4 Quality CHecksMake sure your content is the best it can be with this 4 step quality content checklist. 

Katherine Griwert
Katherine Griwert is Brafton's Marketing Director. She's practiced content marketing, SEO and social marketing for over five years, and her enthusiasm for new media has even deeper roots. Katherine holds a degree in American Studies from Boston College, and her writing is featured in a number of web publications.

Thoughts?

  • Len Diamoond

    Do I detect the faint beginning of a tentative move toward a modest attempt at an indirect criticism of King Content?
    “Don’t try to go viral with an entertaining clip that has product placement: If the intention of a piece is to sell, then be transparent about that”
    That’s called “advertising.” Nice to see it back.

    • Katherine_E_Griwert

      Hey Len, thanks for viewing and considering this perspective! Re: your comment – Advertising has never gone away. But advertising is not content marketing.
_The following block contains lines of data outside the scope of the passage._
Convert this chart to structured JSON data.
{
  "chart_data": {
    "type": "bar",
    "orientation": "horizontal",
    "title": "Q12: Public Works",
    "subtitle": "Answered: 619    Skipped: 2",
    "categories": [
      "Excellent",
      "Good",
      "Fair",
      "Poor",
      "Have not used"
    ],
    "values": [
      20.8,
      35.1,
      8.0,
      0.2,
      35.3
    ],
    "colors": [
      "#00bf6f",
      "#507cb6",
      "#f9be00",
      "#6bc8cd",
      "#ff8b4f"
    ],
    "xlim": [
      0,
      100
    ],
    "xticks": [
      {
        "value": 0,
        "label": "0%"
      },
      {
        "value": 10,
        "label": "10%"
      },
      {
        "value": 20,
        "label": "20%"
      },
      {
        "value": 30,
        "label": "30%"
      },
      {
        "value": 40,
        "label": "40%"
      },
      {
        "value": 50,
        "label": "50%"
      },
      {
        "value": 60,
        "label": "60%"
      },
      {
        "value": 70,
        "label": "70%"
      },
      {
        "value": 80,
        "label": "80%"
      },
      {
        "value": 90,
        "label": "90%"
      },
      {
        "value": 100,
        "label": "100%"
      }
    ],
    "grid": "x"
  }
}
The two are related: Ads runs on content, and as I said, content geared toward conversion has its place in a strategy — but I view “branded content” as one of two possible things:
      1. Content that is irrelevant to a brand – the brand makes the loosest of connections between the story and its offering/ core values in a forced attempt to insert said brand into a conversation.
      2. Content that claims it is not an ad, yet “sells” instead of educating or engaging.

      Good content marketing adopts the philosophy that sometimes you need to give something relevant and useful without selling to your audience.

      Appreciate your perspective, and hope I’ve made the distinction as I see it more clear.

      • Len Diamoond

        Katherine
        I have a problem with “content” in general but will restrain myself from getting into that here. Suffice it to say I don’t agree with the implied premise that relevant/useful and selling are mutually exclusive, and that that creates the need for something called “content.”

        To your point: I wonder what you think of Dos Equis’ campaign, one element of which was a video of two dudes discussing how to start a fire without matches. They hoist a glass at the end, but that’s the only connection to the product. It was hailed as a great success; I know that because I would not otherwise have seen it if it hadn’t been called to my attention. I think I was viewer 200,001.

        Did it win any new customers for them? I never heard any results, and you or they can correct me if I’m wrong, but I would be surprised if it did. Nevertheless it was declared a triumph, apparently on the basis of “views,” or maybe “likes.” As long as marketers are allowed to claim success with those soft metrics rather than sales, branded stuff will never go away.